Gregory and Janet Matloff, like many young couples living the American dream of owning their own home, were in trouble.
The 1851 brick row house they had bought in 1974 in the Fort Greene section of Brooklyn overlooking New York Harbor needed major repairs.
"We were overextended as far as the banks were concerned," says Janet Matloff. "Two years ago, we weren't sure the house would make it through the winter. Then a friend told us of the government's loan program. We secured a $13,000 loan for 20 years at 3 percent interest."
She adds, "The house is a little gem of a Gothic revival now."
The Matloffs obtained their long-term, low-interest loan under the federal government's Section 312-Rehabilitation Loan Program created in 1964 to help forestall decay in the nation's large cities.
The Fort Greene section of Brooklyn is a "declining neighborhood," according to the Matloffs, an assessment corroborated by city officials.
The 312 Program that helped the Matloffs and hundreds of other New York homeowners is threatened with extinction. It is among the budget cuts proposed by President Reagan.
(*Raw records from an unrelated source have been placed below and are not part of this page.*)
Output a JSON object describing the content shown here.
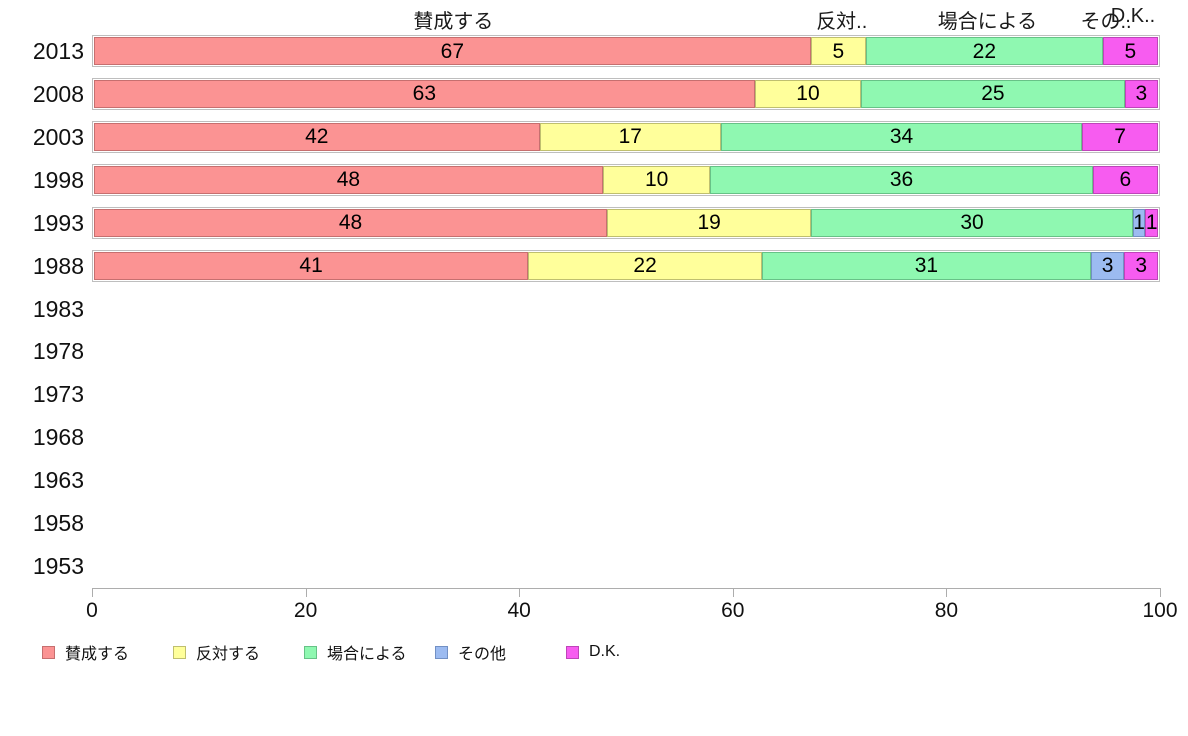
{
  "chart_data": {
    "type": "bar",
    "orientation": "horizontal",
    "stacked": true,
    "title": "",
    "xlabel": "",
    "ylabel": "",
    "grid": false,
    "legend_position": "bottom",
    "x_range": [
      0,
      100
    ],
    "x_axis_ticks": [
      "0",
      "20",
      "40",
      "60",
      "80",
      "100"
    ],
    "categories": [
      "2013",
      "2008",
      "2003",
      "1998",
      "1993",
      "1988",
      "1983",
      "1978",
      "1973",
      "1968",
      "1963",
      "1958",
      "1953"
    ],
    "series": [
      {
        "name": "賛成する",
        "color": "#FB9393",
        "border": "#C66F6F",
        "values": [
          67,
          63,
          42,
          48,
          48,
          41,
          null,
          null,
          null,
          null,
          null,
          null,
          null
        ]
      },
      {
        "name": "反対する",
        "color": "#FFFF9B",
        "border": "#BFBF6F",
        "values": [
          5,
          10,
          17,
          10,
          19,
          22,
          null,
          null,
          null,
          null,
          null,
          null,
          null
        ]
      },
      {
        "name": "場合による",
        "color": "#8FF8B1",
        "border": "#67C287",
        "values": [
          22,
          25,
          34,
          36,
          30,
          31,
          null,
          null,
          null,
          null,
          null,
          null,
          null
        ]
      },
      {
        "name": "その他",
        "color": "#9CBBF1",
        "border": "#7290C4",
        "values": [
          0,
          0,
          0,
          0,
          1,
          3,
          null,
          null,
          null,
          null,
          null,
          null,
          null
        ]
      },
      {
        "name": "D.K.",
        "color": "#F75CF0",
        "border": "#BE45B9",
        "values": [
          5,
          3,
          7,
          6,
          1,
          3,
          null,
          null,
          null,
          null,
          null,
          null,
          null
        ]
      }
    ],
    "header_labels": [
      {
        "text": "賛成する",
        "series_index": 0
      },
      {
        "text": "反対..",
        "series_index": 1
      },
      {
        "text": "場合による",
        "series_index": 2
      },
      {
        "text": "その..",
        "series_index": 3
      },
      {
        "text": "D.K..",
        "series_index": 4
      }
    ]
  }
}
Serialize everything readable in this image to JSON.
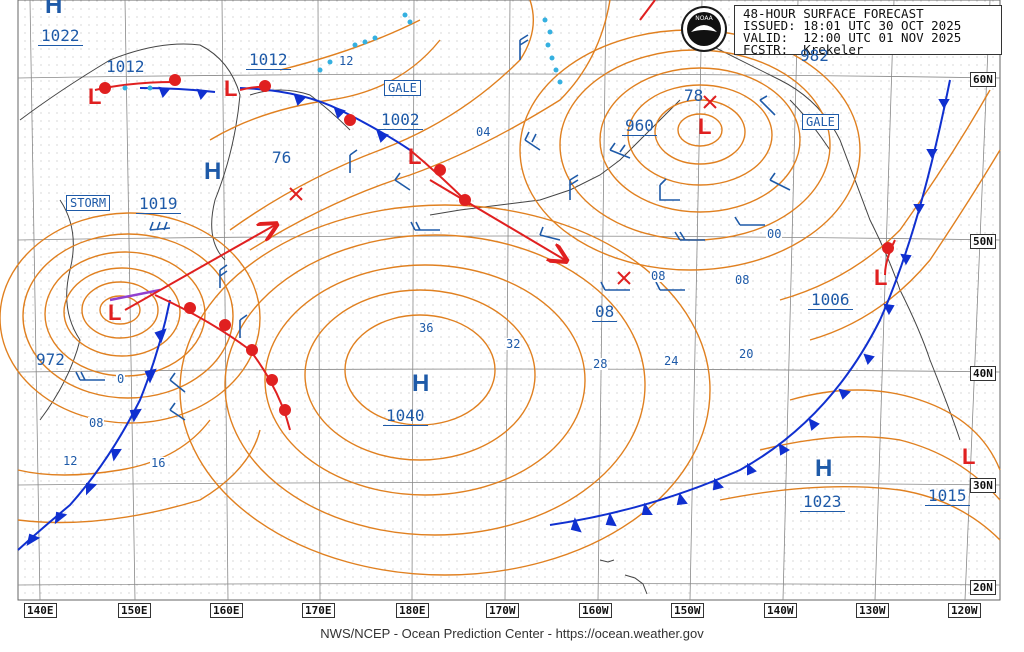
{
  "header": {
    "line1": "48-HOUR SURFACE FORECAST",
    "line2": "ISSUED: 18:01 UTC 30 OCT 2025",
    "line3": "VALID:  12:00 UTC 01 NOV 2025",
    "line4": "FCSTR:  Krekeler"
  },
  "logo_icon": "noaa-logo",
  "credit": "NWS/NCEP - Ocean Prediction Center - https://ocean.weather.gov",
  "longitude_labels": [
    "140E",
    "150E",
    "160E",
    "170E",
    "180E",
    "170W",
    "160W",
    "150W",
    "140W",
    "130W",
    "120W"
  ],
  "latitude_labels": [
    "60N",
    "50N",
    "40N",
    "30N",
    "20N"
  ],
  "highs": [
    {
      "symbol": "H",
      "pressure": "1022"
    },
    {
      "symbol": "H",
      "pressure": "1019"
    },
    {
      "symbol": "H",
      "pressure": "1040"
    },
    {
      "symbol": "H",
      "pressure": "1023"
    }
  ],
  "lows": [
    {
      "symbol": "L",
      "pressure": "1012"
    },
    {
      "symbol": "L",
      "pressure": "1012"
    },
    {
      "symbol": "L",
      "pressure": "1002"
    },
    {
      "symbol": "L",
      "pressure": "960"
    },
    {
      "symbol": "L",
      "pressure": "972"
    },
    {
      "symbol": "L",
      "pressure": "1006"
    },
    {
      "symbol": "L",
      "pressure": "1015"
    }
  ],
  "warnings": [
    "STORM",
    "GALE",
    "GALE"
  ],
  "isobar_labels": [
    "12",
    "04",
    "00",
    "08",
    "08",
    "20",
    "24",
    "28",
    "32",
    "36",
    "76",
    "78",
    "982",
    "08",
    "12",
    "16",
    "0",
    "08"
  ],
  "colors": {
    "isobar": "#e08020",
    "cold_front": "#1030d0",
    "warm_front": "#e02020",
    "labels": "#1e5aa8",
    "track_arrow": "#e02020"
  }
}
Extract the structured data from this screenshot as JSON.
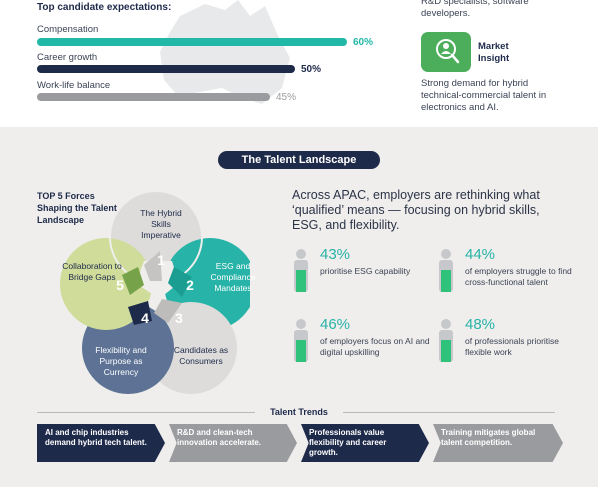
{
  "expectations": {
    "title": "Top candidate expectations:",
    "items": [
      {
        "label": "Compensation",
        "value": 60,
        "display": "60%",
        "color": "#22b8a8"
      },
      {
        "label": "Career growth",
        "value": 50,
        "display": "50%",
        "color": "#1e2a4a"
      },
      {
        "label": "Work-life balance",
        "value": 45,
        "display": "45%",
        "color": "#9a9b9e"
      }
    ]
  },
  "roles_text": "R&D specialists, software developers.",
  "market_insight": {
    "title": "Market Insight",
    "text": "Strong demand for hybrid technical-commercial talent in electronics and AI.",
    "icon": "person-magnifier-icon"
  },
  "landscape": {
    "title": "The Talent Landscape",
    "forces_title": "TOP 5 Forces Shaping the Talent Landscape",
    "forces": [
      {
        "num": "1",
        "label": "The Hybrid Skills Imperative"
      },
      {
        "num": "2",
        "label": "ESG and Compliance Mandates"
      },
      {
        "num": "3",
        "label": "Candidates as Consumers"
      },
      {
        "num": "4",
        "label": "Flexibility and Purpose as Currency"
      },
      {
        "num": "5",
        "label": "Collaboration to Bridge Gaps"
      }
    ],
    "intro": "Across APAC, employers are rethinking what ‘qualified’ means — focusing on hybrid skills, ESG, and flexibility.",
    "stats": [
      {
        "pct": "43%",
        "desc": "prioritise ESG capability",
        "fill": 0.43
      },
      {
        "pct": "44%",
        "desc": "of employers struggle to find cross-functional talent",
        "fill": 0.44
      },
      {
        "pct": "46%",
        "desc": "of employers focus on AI and digital upskilling",
        "fill": 0.46
      },
      {
        "pct": "48%",
        "desc": "of professionals prioritise flexible work",
        "fill": 0.48
      }
    ]
  },
  "trends": {
    "title": "Talent Trends",
    "items": [
      "AI and chip industries demand hybrid tech talent.",
      "R&D and clean-tech innovation accelerate.",
      "Professionals value flexibility and career growth.",
      "Training mitigates global talent competition."
    ]
  }
}
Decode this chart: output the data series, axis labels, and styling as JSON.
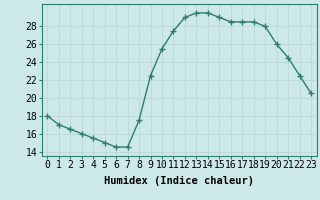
{
  "x": [
    0,
    1,
    2,
    3,
    4,
    5,
    6,
    7,
    8,
    9,
    10,
    11,
    12,
    13,
    14,
    15,
    16,
    17,
    18,
    19,
    20,
    21,
    22,
    23
  ],
  "y": [
    18,
    17,
    16.5,
    16,
    15.5,
    15,
    14.5,
    14.5,
    17.5,
    22.5,
    25.5,
    27.5,
    29,
    29.5,
    29.5,
    29,
    28.5,
    28.5,
    28.5,
    28,
    26,
    24.5,
    22.5,
    20.5
  ],
  "line_color": "#2e7d6e",
  "marker": "+",
  "marker_size": 4,
  "bg_color": "#cce8e8",
  "grid_color": "#b8d4d4",
  "xlabel": "Humidex (Indice chaleur)",
  "ylabel_ticks": [
    14,
    16,
    18,
    20,
    22,
    24,
    26,
    28
  ],
  "ylim": [
    13.5,
    30.5
  ],
  "xlim": [
    -0.5,
    23.5
  ],
  "xtick_labels": [
    "0",
    "1",
    "2",
    "3",
    "4",
    "5",
    "6",
    "7",
    "8",
    "9",
    "10",
    "11",
    "12",
    "13",
    "14",
    "15",
    "16",
    "17",
    "18",
    "19",
    "20",
    "21",
    "22",
    "23"
  ],
  "xlabel_fontsize": 7.5,
  "tick_fontsize": 7,
  "linewidth": 1.0
}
That proposal has drawn sharp criticism from New York City Council President Carol Bellamy and Anthony Gliedman, city commissioner of Housing Preservation and Development, who have called upon the administration to continue funding the program.
"Despite outward appearances," Bellamy says, "New York is not just a city of high-rise buildings. There are a half-million owner-occupied one- and two-family homes in the city. These homes are the backbone of the city's housing stock, providing stability to such neighborhoods as Fort Greene.
"This is a program that works," she adds. "Abandoning it when it is becoming most effective at restoring our housing stock would be tragic."
Gliedman says: "The 312 Program represents the only hope for low-income people who have managed to obtain part of the American dream -- a home of their own -- but are prevented by rising costs from maintaining their homes. This program, because it provides financing for repairs and maintenance, when conventional sources are unavailable, can help keep that dream a reality."
Although the program goes back to the days of Lyndon Johnson's "Great Society," Congress has been inconsistent in funding it. The pipeline didn't really open until the mid-1970s when Congress began to pour money in, appropriating nearly $500 million through 1980.
New York homeowners last year received the highest total under Section 312 -- more than $8.3 million in loans for a total of 290 single- and multi-family home rehabilitations.
Los Angeles County and City received $5.8 million in loans for a total of 239 rehabs; Chicago, $4.7 million for 100; St. Paul, Minn., $4 million for 117; Baltimore, $3.2 million for 43; Seattle, $2.9 million for 27; Boston, $2.6 million for 88; Kansas City, Mo. $2.4 million for 119; Minneapolis, $2.3 million for 72; and Portland, Ore., $1.7 million for 165 rehabilitation projects.
Bellamy says the program has not benefited low-income homeowners as much as intended, noting the average loan in New York City was for $21,000 and that almost half the loans were granted to homeowners with incomes of more than $25,000 annually.
She urges continuation of the program with a greater outreach effort for the low-income homeowner.